Wednesday, January 17, 2018

Revisão constitucional



Pedro J. Bondaczuk



A revisão constitucional teve a data de seu início fixada, na semana passada, para o dia 6 de outubro próximo, pelas lideranças de oito partidos (PMDB, PSDB, PFL, PP, PPR, PTB, PL e PRN), cujas bancadas somam 80% dos 584 congressistas.

Novamente, grandes expectativas são despertadas entre a faixa lúcida da população (que é formadora do que se convencionou chamar de “opinião pública”) no sentido de que, desta vez, os parlamentares tenham um repente de lucidez e façam um trabalho limpo e decente, dotando o País de uma Constituição que realmente mereça esse nome.

Ou seja, que se enquadre na definição que lhe foi dada pelo doutrinador Jellinek: “Fixação escrita, material, das instituições e princípios de governo de um Estado. A formação e a limitação básica do Estado diante do indivíduo”.

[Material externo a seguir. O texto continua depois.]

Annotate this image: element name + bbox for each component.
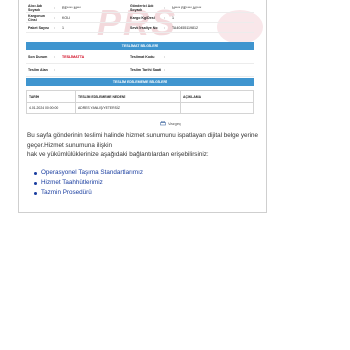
link-operational-standards[interactable]: Operasyonel Taşıma Standartlarımız <box>41 168 143 178</box>
cell-reason: ADRES YANLIŞ/YETERSİZ <box>75 102 181 114</box>
cargo-type-label: Kargonun Cinsi <box>28 13 45 22</box>
bullet-icon <box>34 171 37 175</box>
cargo-type-value: KOLI <box>62 15 71 20</box>
info-row: Son Durum : TESLİMATTA Teslimat Kodu : <box>26 51 254 64</box>
waybill-number-label: Sevk İrsaliye No <box>130 25 158 30</box>
description-line: hak ve yükümlülüklerinize aşağıdaki bağl… <box>27 151 209 158</box>
last-status-label: Son Durum <box>28 55 48 59</box>
info-row: Paket Sayısı : 1 Sevk İrsaliye No : TA40… <box>26 23 254 33</box>
delivery-info-header: TESLİMAT BİLGİLERİ <box>26 42 254 50</box>
info-row: Alıcı Adı Soyadı : RE**** M*** Gönderici… <box>26 3 254 13</box>
cargo-weight-label: Kargo Kg/Desi <box>130 15 155 20</box>
last-status-value: TESLİMATTA <box>62 55 85 59</box>
failed-delivery-table: TARİH TESLİM EDİLEMEME NEDENİ AÇIKLAMA 4… <box>26 90 254 114</box>
waybill-number-value: TA40455119812 <box>172 25 199 30</box>
description-line: geçer.Hizmet sunumuna ilişkin <box>27 141 113 149</box>
printer-icon <box>160 121 166 126</box>
column-header-date: TARİH <box>26 90 76 103</box>
delivery-datetime-label: Teslim Tarihi Saati <box>130 68 162 72</box>
description-text: Bu sayfa gönderinin teslimi halinde hizm… <box>27 131 267 160</box>
list-item: Tazmin Prosedürü <box>34 188 143 198</box>
delivery-info-grid: Son Durum : TESLİMATTA Teslimat Kodu : T… <box>26 51 254 77</box>
package-count-label: Paket Sayısı <box>28 25 49 30</box>
list-item: Operasyonel Taşıma Standartlarımız <box>34 168 143 178</box>
received-by-label: Teslim Alan <box>28 68 48 72</box>
link-service-commitments[interactable]: Hizmet Taahhütlerimiz <box>41 178 103 188</box>
package-count-value: 1 <box>62 25 64 30</box>
info-row: Teslim Alan : Teslim Tarihi Saati : <box>26 64 254 77</box>
policy-links: Operasyonel Taşıma Standartlarımız Hizme… <box>34 168 143 198</box>
failed-delivery-header: TESLİM EDİLEMEME BİLGİLERİ <box>26 78 254 86</box>
cancel-label: Vazgeç <box>168 121 182 126</box>
description-line: Bu sayfa gönderinin teslimi halinde hizm… <box>27 132 259 139</box>
receiver-name-value: RE**** M*** <box>62 5 81 10</box>
receiver-name-label: Alıcı Adı Soyadı <box>28 3 43 12</box>
cell-date: 4.01.2024 00:00:00 <box>26 102 76 114</box>
column-header-note: AÇIKLAMA <box>180 90 254 103</box>
delivery-code-label: Teslimat Kodu <box>130 55 155 59</box>
cargo-weight-value: 1 <box>172 15 174 20</box>
sender-name-label: Gönderici Adı Soyadı <box>130 3 154 12</box>
column-header-reason: TESLİM EDİLEMEME NEDENİ <box>75 90 181 103</box>
bullet-icon <box>34 191 37 195</box>
bullet-icon <box>34 181 37 185</box>
sender-name-value: N**** RE**** AY*** <box>172 5 202 10</box>
info-row: Kargonun Cinsi : KOLI Kargo Kg/Desi : 1 <box>26 13 254 23</box>
cancel-link[interactable]: Vazgeç <box>160 121 181 126</box>
shipment-info-grid: Alıcı Adı Soyadı : RE**** M*** Gönderici… <box>26 3 254 33</box>
link-compensation-procedure[interactable]: Tazmin Prosedürü <box>41 188 92 198</box>
table-row: 4.01.2024 00:00:00 ADRES YANLIŞ/YETERSİZ <box>26 102 254 114</box>
table-header-row: TARİH TESLİM EDİLEMEME NEDENİ AÇIKLAMA <box>26 90 254 103</box>
list-item: Hizmet Taahhütlerimiz <box>34 178 143 188</box>
cell-note <box>180 102 254 114</box>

A tarefa fundamental e lógica dos responsáveis pela revisão é a de usar com perícia uma “tesoura”, para cortar uma série de bobagens, de armadilhas, de utopias encravadas no texto constitucional. Espera-se, sobretudo, que a reforma restabeleça aquilo que os constituintes de 1986 suprimiram: a governabilidade. Ou seja, a base, o fundamento, a alma e a própria razão de ser de qualquer Carta Magna que se preze.

A atual composição do Congresso, porém, lança dúvidas sobre se isso será feito ou não. Até porque, estranhamente, um tema de tamanha relevância, como é o da revisão constitucional, não vem merecendo nenhum destaque nos meios de comunicação, o que impossibilita, ou pelo menos inibe, o saudável e indispensável debate que a questão deveria gerar.

Fala-se muito nas “conquistas sociais” obtidas com a Constituição promulgada em 5 de outubro de 1988. Todavia, jamais o País esteve em situação mais vexatória nesse aspecto, do que nos cinco anos de sua vigência.

Seria até redundante citar dados estatísticos a respeito, tantos foram os divulgados e analisados nos últimos tempos. Até porque tal citação se faz desnecessária diante da própria realidade. Basta que se dê uma caminhada pelas ruas para se observar o estado de miserabilidade da população.

Onde, pois, estão as tão apregoadas “conquistas”? Onde a reforma agrária? Onde a garantia fundamental aos direitos da criança? Onde o atendimento às necessidades fundamentais do cidadão?

As melhores Constituições são as enxutas, as despidas de detalhes que competem à legislação ordinária, como a norte-americana, que é a mesma elaborada após a independência dos Estados Unidos, com sete artigos e 21 emendas. E, no entanto, sempre funcionou e continua mais atual do que nunca. E a nossa, com seus 245 artigos básicos e mais 70 nas chamadas "disposições transitórias"?

Seria oportuno que os responsáveis pela revisão lessem o trabalho do veterano e proficiente constitucionalista Wolgran Junqueira Ferreira. O mestre acentua, num de seus livros: “A Constituição deve ser a individualidade pelo respeito ao pensamento humano; a solidariedade humana em sua profundidade; o esquecimento do passado, como melhor forma de futuro. Concebida como um impulso humano para o espírito do homem, deve ser a voz e a palavra para o auditório do mundo, tomando o homem, protegendo-o, realizando-o e dando-lhe a oportunidade de ser. Deve determinar com clarividência, afirmando sem dúvidas, protegendo sem pendência e estimulando o mais fecundo porvir, sem medo”.

Respondam os que pelo menos leram a atual Constituição: são estes os princípios que a fundamentam? Ela afirma sem dúvidas, protege sem pendências e estimula o futuro sem medo?

(Artigo publicado na página 2, Opinião, do Correio Popular, em 10 de agosto de 1993).